Syntax: Algorithm

To analyze the syntax of a language, a "recursive learning" method is implemented using C++. Since the program would ideally require an absolute minimum of initial information, this method takes a small initial set of words and builds on this by alternately using known words to learn new sentence structures and using known sentence structures to learn new words as seen below.

{cat, man, has} → "The man has a cat" → "The x y a z" → "The man wore a hat" → {cat, man, has, wore, hat}

Representing Information

The information this program gathers can be split into two pieces, information on the words themselves and information on valid sentence structures. For words, the program keeps track of the word itself and the word's type. Only two specific types are defined in the program, "noun" and "verb", and the actual meaning of each is defined by context. Any word which does not fit these definitions is defined relative to these definitions. For sentences, the program keeps track of the number of words in a given sentence pattern and the type of the word in each position (in an array).

"word" datatype
  string word
  string type
"pattern" datatype
  int word_count
  string pattern[]

Sentence Structure Method

This first method analyzes new words based on the structure of the sentence, by selecting the most applicable of existing patterns based on correspondence with known information. The program keeps track of how many "matches" there are between the sentence and the known pattern, taking the one with the most matches (if greater than half the word count) and using it to set unknown word types. This method is particularly useful for learning new nouns and verbs, in situations where other words in the sentence are primarily known grammatical particles, and would be the default method if a sufficient match could be found.

int matches
for all known patterns
  matches = 0
  if sentence.word_count == pattern.word_count
  for all sentence positions i
    if word[i].type == pattern[i].type
  if matches > word_count/2
    for all sentence positions i
      if word[i] undefined
        word[i].type = pattern[i].type

Word Context Method

The other method uses the surrounding words to define the type of any unknown words.

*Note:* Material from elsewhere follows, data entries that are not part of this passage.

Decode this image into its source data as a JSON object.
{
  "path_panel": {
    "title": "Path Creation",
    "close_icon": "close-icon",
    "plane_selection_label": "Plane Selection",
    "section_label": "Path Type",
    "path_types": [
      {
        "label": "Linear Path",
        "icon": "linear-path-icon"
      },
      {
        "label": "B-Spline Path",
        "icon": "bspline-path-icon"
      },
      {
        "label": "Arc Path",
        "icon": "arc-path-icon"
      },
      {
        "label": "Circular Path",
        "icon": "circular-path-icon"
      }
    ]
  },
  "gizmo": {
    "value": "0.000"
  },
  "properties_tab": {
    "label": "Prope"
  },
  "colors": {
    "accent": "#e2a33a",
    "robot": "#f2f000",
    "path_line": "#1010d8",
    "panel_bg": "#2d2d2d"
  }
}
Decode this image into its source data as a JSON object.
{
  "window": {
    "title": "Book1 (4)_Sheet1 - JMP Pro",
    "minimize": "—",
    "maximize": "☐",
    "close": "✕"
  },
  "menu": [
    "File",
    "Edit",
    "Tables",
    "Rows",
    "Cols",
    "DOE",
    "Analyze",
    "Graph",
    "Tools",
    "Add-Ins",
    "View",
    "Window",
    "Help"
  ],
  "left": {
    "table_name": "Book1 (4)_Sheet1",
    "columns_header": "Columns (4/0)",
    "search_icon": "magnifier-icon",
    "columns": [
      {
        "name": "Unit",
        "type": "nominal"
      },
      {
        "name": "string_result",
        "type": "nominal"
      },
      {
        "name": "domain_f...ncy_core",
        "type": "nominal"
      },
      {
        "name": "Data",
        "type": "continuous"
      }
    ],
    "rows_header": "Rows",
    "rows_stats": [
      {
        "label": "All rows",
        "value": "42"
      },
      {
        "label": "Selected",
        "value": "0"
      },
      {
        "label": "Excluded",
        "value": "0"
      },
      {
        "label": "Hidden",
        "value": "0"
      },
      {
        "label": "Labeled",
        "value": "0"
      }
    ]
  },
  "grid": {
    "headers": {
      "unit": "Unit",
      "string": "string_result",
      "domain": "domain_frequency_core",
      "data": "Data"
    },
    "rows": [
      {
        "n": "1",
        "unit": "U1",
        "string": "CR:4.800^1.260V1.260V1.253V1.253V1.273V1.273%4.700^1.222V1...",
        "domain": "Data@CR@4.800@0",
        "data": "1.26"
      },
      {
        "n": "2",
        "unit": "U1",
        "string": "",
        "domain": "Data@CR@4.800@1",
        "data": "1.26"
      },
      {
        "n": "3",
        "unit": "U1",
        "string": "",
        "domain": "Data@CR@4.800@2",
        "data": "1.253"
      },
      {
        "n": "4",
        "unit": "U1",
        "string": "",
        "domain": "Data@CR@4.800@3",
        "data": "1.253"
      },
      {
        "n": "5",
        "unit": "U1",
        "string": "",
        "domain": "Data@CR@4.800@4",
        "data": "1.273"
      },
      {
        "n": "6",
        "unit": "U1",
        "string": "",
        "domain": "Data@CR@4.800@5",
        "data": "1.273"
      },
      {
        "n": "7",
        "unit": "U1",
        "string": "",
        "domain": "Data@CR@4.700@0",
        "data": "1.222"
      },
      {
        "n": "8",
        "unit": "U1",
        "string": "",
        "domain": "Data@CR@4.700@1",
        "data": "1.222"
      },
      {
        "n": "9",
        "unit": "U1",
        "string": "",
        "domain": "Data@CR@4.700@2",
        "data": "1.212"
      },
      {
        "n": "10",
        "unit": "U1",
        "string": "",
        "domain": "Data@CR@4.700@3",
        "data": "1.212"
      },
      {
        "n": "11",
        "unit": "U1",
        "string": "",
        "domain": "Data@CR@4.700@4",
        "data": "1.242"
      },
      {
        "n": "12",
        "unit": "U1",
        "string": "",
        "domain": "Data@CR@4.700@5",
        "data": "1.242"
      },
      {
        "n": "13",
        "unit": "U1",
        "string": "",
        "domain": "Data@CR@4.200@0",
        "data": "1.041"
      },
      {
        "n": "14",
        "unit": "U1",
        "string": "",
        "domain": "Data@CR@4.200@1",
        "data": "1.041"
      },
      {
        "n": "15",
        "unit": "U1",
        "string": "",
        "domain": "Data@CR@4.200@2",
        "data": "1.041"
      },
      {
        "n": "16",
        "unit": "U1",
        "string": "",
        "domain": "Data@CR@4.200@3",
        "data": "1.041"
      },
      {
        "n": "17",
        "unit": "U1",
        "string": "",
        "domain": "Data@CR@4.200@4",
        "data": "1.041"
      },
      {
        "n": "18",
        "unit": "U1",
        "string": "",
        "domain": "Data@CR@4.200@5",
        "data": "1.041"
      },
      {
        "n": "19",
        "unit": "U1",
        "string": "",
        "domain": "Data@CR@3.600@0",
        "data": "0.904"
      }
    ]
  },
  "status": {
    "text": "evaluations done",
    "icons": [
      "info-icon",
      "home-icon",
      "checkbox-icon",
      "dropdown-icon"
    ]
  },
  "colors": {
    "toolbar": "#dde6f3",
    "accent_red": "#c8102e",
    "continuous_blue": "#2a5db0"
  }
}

The program notes the types of the words before and after the unknown word, and the type of the unknown word is then stated as "a<type of previous word> b<type of next word>". For example, a word with type "anoun bverb" would be one which tends to come after nouns and before verbs. This type could also be analyzed and modified to give further insight into other types of words such as adjectives. The program can redefine known words if new information is found on their positioning, using the new definition if it is shorter, and thus more general, than the previous definition. This method is best used when most of the nouns and verbs in a sentence are known, but other words exist which are not known.

for all sentence positions i
  if word[i] undefined
    word[i].type = ""
    if word not first in sentence
      word[i].type += ("a" + word[i-1].type)
    if word not last in sentence
      word[i].type += ("b" + word[i+1].type)
  else if word[i].type is not noun or verb
    temp_type = ""
    if word not first in sentence
      temp_type += ("a" + temp_type)
    if word not last in sentence
      temp_type += ("b" + temp_type)
    if temp_type.length < word[i].type.length
      word[i].type = temp_type